Your Life's Venn Diagram(s)
Posted by Dondi S. West | Posted in Men's Lifestyle | Posted on Tuesday, January 24, 2012
Venn diagrams or set diagrams are diagrams that show all possible logical relations between a finite collection of sets (aggregation of things). Venn diagrams were conceived around 1880 by John Venn. They are used to teach elementary set theory, as well as illustrate simple set relationships in probability, logic, statistics, linguistics and computer science (see logical connectives).
The framework of Venn Diagrams apply to your personal social circles as well. This is one area where Google+ (Google’s new Social Network) got it right and Facebook got it wrong. Facebook allowed you to make everyone a “Friend,” incorrectly assuming that you wanted to share everything with everyone. Google+, on the other hand, allowed you to put different friends in different “circles.” Using the concept of Google Circles, Google+ created a competitive edge by providing a social network that more closely mimics real life. The friend circles in Google+ is literally a living Venn Diagram that you can control and change as you wish— just like you do in real life.

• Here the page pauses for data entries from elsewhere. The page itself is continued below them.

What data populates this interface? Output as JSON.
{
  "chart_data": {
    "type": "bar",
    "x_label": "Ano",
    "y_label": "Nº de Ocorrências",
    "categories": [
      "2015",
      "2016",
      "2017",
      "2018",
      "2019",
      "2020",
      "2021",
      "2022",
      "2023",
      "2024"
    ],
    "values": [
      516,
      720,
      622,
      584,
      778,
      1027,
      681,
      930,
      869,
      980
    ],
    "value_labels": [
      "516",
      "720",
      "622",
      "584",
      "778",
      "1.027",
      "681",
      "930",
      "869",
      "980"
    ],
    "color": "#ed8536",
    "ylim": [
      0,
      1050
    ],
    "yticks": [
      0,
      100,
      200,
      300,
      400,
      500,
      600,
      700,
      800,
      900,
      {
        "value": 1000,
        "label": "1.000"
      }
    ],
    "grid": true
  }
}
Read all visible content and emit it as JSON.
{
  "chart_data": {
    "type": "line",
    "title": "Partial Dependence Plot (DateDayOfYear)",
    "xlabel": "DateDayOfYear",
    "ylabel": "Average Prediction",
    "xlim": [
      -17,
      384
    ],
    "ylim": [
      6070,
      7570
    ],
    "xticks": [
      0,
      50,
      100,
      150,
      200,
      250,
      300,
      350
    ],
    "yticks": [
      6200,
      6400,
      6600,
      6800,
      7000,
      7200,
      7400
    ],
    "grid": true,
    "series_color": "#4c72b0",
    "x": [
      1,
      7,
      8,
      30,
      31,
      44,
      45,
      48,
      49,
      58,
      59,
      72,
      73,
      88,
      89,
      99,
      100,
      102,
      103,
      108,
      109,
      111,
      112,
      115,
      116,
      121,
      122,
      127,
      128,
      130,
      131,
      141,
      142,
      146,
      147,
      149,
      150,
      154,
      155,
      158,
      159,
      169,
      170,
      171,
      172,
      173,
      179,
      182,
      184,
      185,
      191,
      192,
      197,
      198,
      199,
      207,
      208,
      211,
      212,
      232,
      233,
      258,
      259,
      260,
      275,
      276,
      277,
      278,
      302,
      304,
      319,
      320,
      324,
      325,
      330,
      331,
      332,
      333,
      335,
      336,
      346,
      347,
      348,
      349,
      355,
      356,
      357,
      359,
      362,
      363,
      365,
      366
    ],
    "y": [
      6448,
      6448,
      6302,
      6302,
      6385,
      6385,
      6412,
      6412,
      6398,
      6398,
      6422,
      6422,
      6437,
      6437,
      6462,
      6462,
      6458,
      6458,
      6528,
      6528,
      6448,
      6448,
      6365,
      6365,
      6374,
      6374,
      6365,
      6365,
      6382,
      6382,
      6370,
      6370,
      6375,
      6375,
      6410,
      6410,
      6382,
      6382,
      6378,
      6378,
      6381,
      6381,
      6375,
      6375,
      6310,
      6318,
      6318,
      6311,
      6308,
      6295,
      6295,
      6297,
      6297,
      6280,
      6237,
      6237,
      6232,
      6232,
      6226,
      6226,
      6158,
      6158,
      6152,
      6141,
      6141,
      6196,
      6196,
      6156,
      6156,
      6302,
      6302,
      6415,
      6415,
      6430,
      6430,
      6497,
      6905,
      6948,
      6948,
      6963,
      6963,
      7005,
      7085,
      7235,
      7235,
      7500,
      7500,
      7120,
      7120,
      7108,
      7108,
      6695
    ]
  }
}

Although we subconsciously do it, the way we divide and categorize our social connections is literally a Venn diagram. We have co-workers who we treat differently from friends. We have close friends who we treat differently from casual acquaintances. We have casual friends who we treat differently from someone we never met. We all do this, even if we don’t intend to. What differs from person to person, however, is how guarded we are when interacting with the various circles. For example, a person who likes to “share all of their business,” is far less guarded than the person who says little more than “Hi” to someone they are just meeting.
Many people struggle with identity. That struggle originates in reaching that common ground across all social circles. The way you deal with that is by giving a close examination of how you want to be known throughout the community. You should consider what image or personality traits you wish to convey. This should be done deliberately. One way this can be achieved is by having an elevator speech, which is basically 3-4 sentences that you can readily recite about yourself when making small talk with someone upon first meeting them. You should examine what you would like to be known for. You should also consider what you have done for others. Pick out the last 3 selfless acts that you have done for someone else, and you will get some indication of how others value you. If it takes you a while to think of something, you need to work on that.
Lastly, are you consistent? Although people rightfully act different between different circles, the variances should not be totally opposite. That is, you should not be quoting Bible verses around one set of friends, but then doing drugs around another. This will eventually dilute your value throughout your whole set of connections because it will eventually catch up with you. In other words you must be consistent. It is okay to be more or less casual, depending on who you are dealing with, but refrain from crossing the line of being fake. In other words, “Know Thyself” and remain true to thy self.
We must always be conscious of our Life’s Venn Diagram of Social Connections and act accordingly.